Ampcus
Ampcus is hiring: Analyst, Data Science in Plano
Ampcus, Plano, TX, United States, 75086
Ampcus Inc. is a certified global provider of a broad range of Technology and Business consulting services. We are in search of a highly motivated candidate to join our talented Team.
Job Title: Data Science
Location(s): Plano, TX (Hybrid)
Summry
Current project is wrapping up soon and the manager's team will start working on new project form next year where they will be predicting future expected losses to understand profitability.
The manager is looking forward to onboard a Data Science Analyst with 2-3 years of solid experience with SQL and Python coding along with some good experience with Predictive Modelling, GitHub.
The candidate should be able to communicate well and should have good analytical skills.
Masters in quantitative degree (mathematics, statistics data science, physics, science) will be highly required.
What we're looking for This role is ideal for someone who will thrive working at the intersection of computational science, predictive modeling, and business consulting.
The ideal candidate will excel at analysis, manipulation, and cleaning of data, building predictive and prescriptive models using a variety of theoretical and computational techniques, extract insights from models to help inform business decisions, and present results and recommendations to various business partners and leaders.
Additionally, the ideal candidate will also possess the technical expertise to help transition models from development to production and deploy them efficiently. If you have a passion for end-to-end data solutions and enjoy working in a dynamic, collaborative setting, you could be the perfect fit for our team.
What you'll be doing Work closely with team members and business partners to identify and prioritize key questions and drive impactful data-based decisions.
Extract, manipulate, and clean data from diverse sources using SQL and Python, preparing it for detailed analysis and model development.
Develop and implement sophisticated predictive and prescriptive models using statistical and machine learning techniques. Ensure these models address key business challenges and deliver actionable insights.
Create clear, compelling data visualizations to effectively communicate findings to both technical and non-technical stakeholders.
Effectively and efficiently transition models from development to production within the organization's existing cloud ecosystem.
Participate actively in project planning and prioritization sessions to ensure data initiatives align with business goals.
Stay updated with the latest industry trends and tools and integrate this knowledge to improve methodologies and solutions.
Requirements:
Qualifications/ What you bring (Must Haves) - Highlight Top 3-5 skills Master's degree or higher in a relevant analytical field.

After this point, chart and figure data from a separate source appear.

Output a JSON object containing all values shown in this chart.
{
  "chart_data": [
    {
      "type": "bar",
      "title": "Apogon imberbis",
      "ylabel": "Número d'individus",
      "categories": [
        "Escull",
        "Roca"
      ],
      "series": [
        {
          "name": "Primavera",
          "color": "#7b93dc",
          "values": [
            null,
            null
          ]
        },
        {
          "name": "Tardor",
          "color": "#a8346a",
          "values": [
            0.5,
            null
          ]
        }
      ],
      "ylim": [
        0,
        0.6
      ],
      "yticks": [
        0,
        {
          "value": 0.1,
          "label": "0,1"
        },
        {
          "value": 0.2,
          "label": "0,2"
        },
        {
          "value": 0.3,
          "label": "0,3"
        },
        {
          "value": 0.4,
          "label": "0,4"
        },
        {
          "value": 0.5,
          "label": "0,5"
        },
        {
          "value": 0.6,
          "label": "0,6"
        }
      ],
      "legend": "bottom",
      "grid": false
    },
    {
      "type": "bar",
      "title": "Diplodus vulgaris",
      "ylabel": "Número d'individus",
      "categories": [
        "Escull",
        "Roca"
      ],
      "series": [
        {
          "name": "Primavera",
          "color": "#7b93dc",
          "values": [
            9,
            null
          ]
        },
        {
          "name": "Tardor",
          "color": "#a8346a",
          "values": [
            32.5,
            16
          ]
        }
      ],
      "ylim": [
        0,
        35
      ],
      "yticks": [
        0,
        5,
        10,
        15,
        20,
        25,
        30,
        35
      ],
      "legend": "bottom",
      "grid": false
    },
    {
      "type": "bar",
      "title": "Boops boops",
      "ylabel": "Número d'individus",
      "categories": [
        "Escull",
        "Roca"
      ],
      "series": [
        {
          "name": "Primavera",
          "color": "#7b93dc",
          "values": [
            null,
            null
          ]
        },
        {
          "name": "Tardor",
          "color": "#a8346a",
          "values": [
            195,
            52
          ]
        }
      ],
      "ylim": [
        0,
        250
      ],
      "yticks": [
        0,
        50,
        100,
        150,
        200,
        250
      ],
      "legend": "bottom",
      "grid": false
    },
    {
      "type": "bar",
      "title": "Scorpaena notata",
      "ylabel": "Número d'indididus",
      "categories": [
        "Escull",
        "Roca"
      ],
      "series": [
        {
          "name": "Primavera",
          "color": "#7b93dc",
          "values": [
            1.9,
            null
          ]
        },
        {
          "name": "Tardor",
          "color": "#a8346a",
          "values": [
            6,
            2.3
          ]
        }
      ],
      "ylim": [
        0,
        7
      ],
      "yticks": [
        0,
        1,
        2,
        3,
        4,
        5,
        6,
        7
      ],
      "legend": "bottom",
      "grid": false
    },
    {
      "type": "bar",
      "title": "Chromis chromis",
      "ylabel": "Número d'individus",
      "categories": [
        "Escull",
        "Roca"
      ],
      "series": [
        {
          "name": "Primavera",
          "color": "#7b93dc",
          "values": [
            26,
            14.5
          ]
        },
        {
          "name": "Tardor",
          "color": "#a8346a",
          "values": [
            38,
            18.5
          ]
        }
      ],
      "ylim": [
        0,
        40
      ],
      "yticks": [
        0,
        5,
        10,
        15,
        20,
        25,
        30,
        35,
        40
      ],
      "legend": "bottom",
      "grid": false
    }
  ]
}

Hands-on experience building and optimizing data solutions using Python.
Experience solving problems using a variety of statistical and machine learning techniques.
Hands-on experience using statistical or machine learning frameworks to solve a variety of real-world problems (e.g., statsmodels, scikit-learn, PyTorch).
Knowledge of methods like Logistic Regression, Time Series Analysis, GLMs, Mixed Modeling, Multivariate Statistics, Predictive Modeling, Decision Trees, Gradient-Boosted Trees, Random Forests, and Neural Networks.
Proactive approach to identifying problems and developing innovative solutions.
Added bonus if you have (Preferred):
Experience with version control systems such as GitHub, and familiarity with CI/CD practices to streamline model deployment and code management.
Hands-on experience with cloud-based machine learning platforms (e.g., AWS SageMaker or Azure ML) to leverage scalable computing resources and tools.
Demonstrated ability to lead through influence, effectively navigating and prioritizing complex cross-departmental projects to drive impactful change.
Capability to replace and bridge existing legacy infrastructure and processes.
Ampcus is an Equal Opportunity Employer. All qualified applicants will receive consideration for employment without regard to race, color, religion, sex, sexual orientation, gender identify, national origin, age, protected veterans or individuals with disabilities.